Goldie Hawn sought psychological help when she first hit the big time.

The 69-year-old rose to fame on situation comedies and sketch shows in the 1960s. Goldie was only in her early 20s at the time, and admits she found it hard to adjust to people’s views of her.

“It was very stressful. People perceived me as this funny, crazy, spontaneous girl, but I didn’t think they knew me very well,” she revealed to the Harvard Business Review. “So I did seek psychological help, and it prepared me to understand the separation between perception and reality. I was then able to embrace my fans, embrace my world, with a more reasonable view of what was happening to me, and continue in my work.”

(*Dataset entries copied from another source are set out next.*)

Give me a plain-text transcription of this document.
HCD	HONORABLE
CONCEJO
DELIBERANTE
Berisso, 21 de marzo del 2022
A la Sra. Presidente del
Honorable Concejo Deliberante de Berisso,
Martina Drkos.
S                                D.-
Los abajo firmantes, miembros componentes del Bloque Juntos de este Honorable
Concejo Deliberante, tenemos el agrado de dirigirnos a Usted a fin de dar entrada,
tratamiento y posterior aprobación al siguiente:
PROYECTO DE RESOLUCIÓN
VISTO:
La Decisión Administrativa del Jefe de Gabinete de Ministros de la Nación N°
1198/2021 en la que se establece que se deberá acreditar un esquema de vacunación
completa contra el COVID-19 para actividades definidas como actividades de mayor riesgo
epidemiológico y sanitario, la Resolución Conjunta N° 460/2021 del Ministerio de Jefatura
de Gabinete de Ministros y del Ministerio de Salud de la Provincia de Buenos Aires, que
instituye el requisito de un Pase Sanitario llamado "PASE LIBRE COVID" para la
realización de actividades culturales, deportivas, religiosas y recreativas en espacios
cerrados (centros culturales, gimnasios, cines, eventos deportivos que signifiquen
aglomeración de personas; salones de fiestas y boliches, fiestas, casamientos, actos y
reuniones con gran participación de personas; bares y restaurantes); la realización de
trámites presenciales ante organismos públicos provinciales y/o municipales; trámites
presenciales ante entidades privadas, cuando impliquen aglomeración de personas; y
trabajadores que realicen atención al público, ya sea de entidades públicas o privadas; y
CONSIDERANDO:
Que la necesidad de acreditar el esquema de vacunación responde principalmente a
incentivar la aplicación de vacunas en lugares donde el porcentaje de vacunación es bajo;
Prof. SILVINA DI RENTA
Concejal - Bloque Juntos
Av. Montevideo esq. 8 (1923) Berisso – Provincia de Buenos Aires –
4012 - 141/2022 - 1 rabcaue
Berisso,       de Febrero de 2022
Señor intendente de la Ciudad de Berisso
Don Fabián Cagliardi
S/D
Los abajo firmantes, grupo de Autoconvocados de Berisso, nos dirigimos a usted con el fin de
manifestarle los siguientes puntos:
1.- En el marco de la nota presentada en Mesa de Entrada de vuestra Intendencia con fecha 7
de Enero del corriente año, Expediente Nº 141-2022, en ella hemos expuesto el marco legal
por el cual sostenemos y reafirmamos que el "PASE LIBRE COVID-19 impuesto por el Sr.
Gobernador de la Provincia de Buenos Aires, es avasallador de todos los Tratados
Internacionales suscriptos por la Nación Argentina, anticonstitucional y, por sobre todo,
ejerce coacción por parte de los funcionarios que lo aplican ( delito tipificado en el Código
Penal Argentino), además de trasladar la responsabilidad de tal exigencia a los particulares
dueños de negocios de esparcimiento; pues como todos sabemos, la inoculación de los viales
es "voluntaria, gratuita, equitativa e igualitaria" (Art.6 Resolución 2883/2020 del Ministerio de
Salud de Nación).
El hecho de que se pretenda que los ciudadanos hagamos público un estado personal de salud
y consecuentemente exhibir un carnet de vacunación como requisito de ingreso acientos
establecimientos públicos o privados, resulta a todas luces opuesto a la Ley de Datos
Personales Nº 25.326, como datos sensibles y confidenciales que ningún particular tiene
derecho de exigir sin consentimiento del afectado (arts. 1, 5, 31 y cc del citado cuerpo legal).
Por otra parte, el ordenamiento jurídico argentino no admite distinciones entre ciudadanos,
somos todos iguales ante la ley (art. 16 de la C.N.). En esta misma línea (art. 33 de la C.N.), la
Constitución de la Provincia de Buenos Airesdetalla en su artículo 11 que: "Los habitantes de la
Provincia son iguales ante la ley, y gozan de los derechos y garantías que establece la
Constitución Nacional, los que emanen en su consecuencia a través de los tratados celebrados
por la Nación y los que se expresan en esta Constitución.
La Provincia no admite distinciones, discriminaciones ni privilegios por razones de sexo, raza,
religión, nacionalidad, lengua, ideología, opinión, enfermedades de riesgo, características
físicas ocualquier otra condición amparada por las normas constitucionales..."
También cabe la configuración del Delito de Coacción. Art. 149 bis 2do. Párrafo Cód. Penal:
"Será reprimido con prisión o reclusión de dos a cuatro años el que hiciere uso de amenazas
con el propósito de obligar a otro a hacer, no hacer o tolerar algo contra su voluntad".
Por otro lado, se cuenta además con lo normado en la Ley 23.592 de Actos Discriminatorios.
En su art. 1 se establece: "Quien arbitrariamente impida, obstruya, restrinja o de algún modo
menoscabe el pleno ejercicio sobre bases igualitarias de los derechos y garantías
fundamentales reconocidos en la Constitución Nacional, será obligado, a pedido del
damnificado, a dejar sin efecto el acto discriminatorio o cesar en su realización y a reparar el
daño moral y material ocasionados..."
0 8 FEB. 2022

Goldie soon made the transition to film, taking on roles in hit movies Overboard, The First Wives Club and Death Becomes Her. She also won a best supporting actress Oscar for her role in 1969 movie Cactus Flower.

But despite her success, Goldie still thinks that there is gender bias in Hollywood. She feels like the big money goes to “kids and young men” and that smaller movies like ones she has made in the past aren’t happening any more.

“For instance, First Wives Club. We were all women of a certain age, and everyone took a cut in salary to do it so the studio could make what it needed. We all took a smaller back end than usual and a much smaller front end,” she explained. “And we ended up doing incredibly well. The movie was hugely successful. It made a lot of money. We were on the cover of Time magazine.”

But two years later, when the studio came back to Goldie and her co-stars Diane Keaton and Bette Midler, they were offered the same deal.

“We went back to ground zero. Had three men come in there, they would have upped their salaries without even thinking about it,” she said. “But the fear of women’s movies is embedded in the culture.”